Question

A power gain of 100 in decibel (db) is:

• A. 20 db
• B. 40 db
• C. 2 db
• D. 30 db

Hint:

Memorize some common logarithmic values for quick calculations:
\(\log_{10}(1) = 0\) \(\implies\) 0 dB gain (no change)
\(\log_{10}(2) \approx 0.3\) \(\implies\) 3 dB gain (power doubles)
\(\log_{10}(10) = 1\) \(\implies\) 10 dB gain (power increases by 10x)
\(\log_{10}(100) = 2\) \(\implies\) 20 dB gain (power increases by 100x)
For every factor of 10 increase in power gain, you add 10 dB.

Answer 1

The Correct Option is A

Step 1: Concept Definition:
The decibel (dB) is a logarithmic unit for expressing ratios of physical quantities, typically power or intensity.
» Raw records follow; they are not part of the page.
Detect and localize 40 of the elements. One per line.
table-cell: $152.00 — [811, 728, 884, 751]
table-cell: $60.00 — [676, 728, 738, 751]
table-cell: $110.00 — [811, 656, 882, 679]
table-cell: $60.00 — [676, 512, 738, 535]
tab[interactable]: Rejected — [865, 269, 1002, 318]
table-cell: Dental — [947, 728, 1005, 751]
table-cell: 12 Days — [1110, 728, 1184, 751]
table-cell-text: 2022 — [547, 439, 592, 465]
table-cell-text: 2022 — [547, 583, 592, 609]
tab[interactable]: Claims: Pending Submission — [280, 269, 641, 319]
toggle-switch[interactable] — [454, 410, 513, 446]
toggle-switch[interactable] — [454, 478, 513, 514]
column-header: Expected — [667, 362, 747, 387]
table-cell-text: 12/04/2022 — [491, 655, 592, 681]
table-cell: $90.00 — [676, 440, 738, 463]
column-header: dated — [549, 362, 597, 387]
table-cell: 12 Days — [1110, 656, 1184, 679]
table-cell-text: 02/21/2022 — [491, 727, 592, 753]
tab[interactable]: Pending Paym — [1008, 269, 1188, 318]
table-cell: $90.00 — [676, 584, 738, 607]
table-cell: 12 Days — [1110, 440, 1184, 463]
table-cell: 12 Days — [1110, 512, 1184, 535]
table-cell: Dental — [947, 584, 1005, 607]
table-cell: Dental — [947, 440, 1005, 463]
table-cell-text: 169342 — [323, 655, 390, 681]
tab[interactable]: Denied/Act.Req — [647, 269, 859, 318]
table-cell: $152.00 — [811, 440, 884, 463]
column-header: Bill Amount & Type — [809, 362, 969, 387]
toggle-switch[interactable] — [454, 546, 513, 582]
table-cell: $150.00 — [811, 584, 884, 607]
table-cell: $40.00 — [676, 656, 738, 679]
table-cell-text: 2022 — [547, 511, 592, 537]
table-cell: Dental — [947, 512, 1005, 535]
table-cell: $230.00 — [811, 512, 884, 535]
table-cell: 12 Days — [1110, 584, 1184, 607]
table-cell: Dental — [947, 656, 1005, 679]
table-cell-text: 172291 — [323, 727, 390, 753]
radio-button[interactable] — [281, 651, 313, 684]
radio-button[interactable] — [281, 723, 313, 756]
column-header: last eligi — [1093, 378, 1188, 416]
This logarithmic scale is employed for its ability to represent extreme ratios manageably and its closer alignment with human sensory perception.
Step 2: Formula/Methodology:
The decibel conversion for power gain (\( A_p = P_{out}/P_{in} \)) is given by:
\[ G_{dB} = 10 \log_{10}(A_p) \] For voltage or current gain (\( A_v \) or \( A_i \)), assuming constant impedance, the formula is \( 20 \log_{10}(A_v) \) or \( 20 \log_{10}(A_i) \).
Step 3: Calculation Breakdown:
1. Input Value Identification:
The power gain provided is \( A_p = 100 \).
2. Decibel Formula Application (Power):
Substitute the value into the decibel formula for power:
\[ G_{dB} = 10 \log_{10}(100) \] 3. Logarithm Evaluation:
Calculate the logarithm: \( \log_{10}(100) = \log_{10}(10^2) = 2 \).
4. Final Calculation:
Determine the final decibel value:
\[ G_{dB} = 10 \times 2 = 20 \, \text{dB} \] Step 4: Conclusion:
A power gain of 100 corresponds to 20 dB.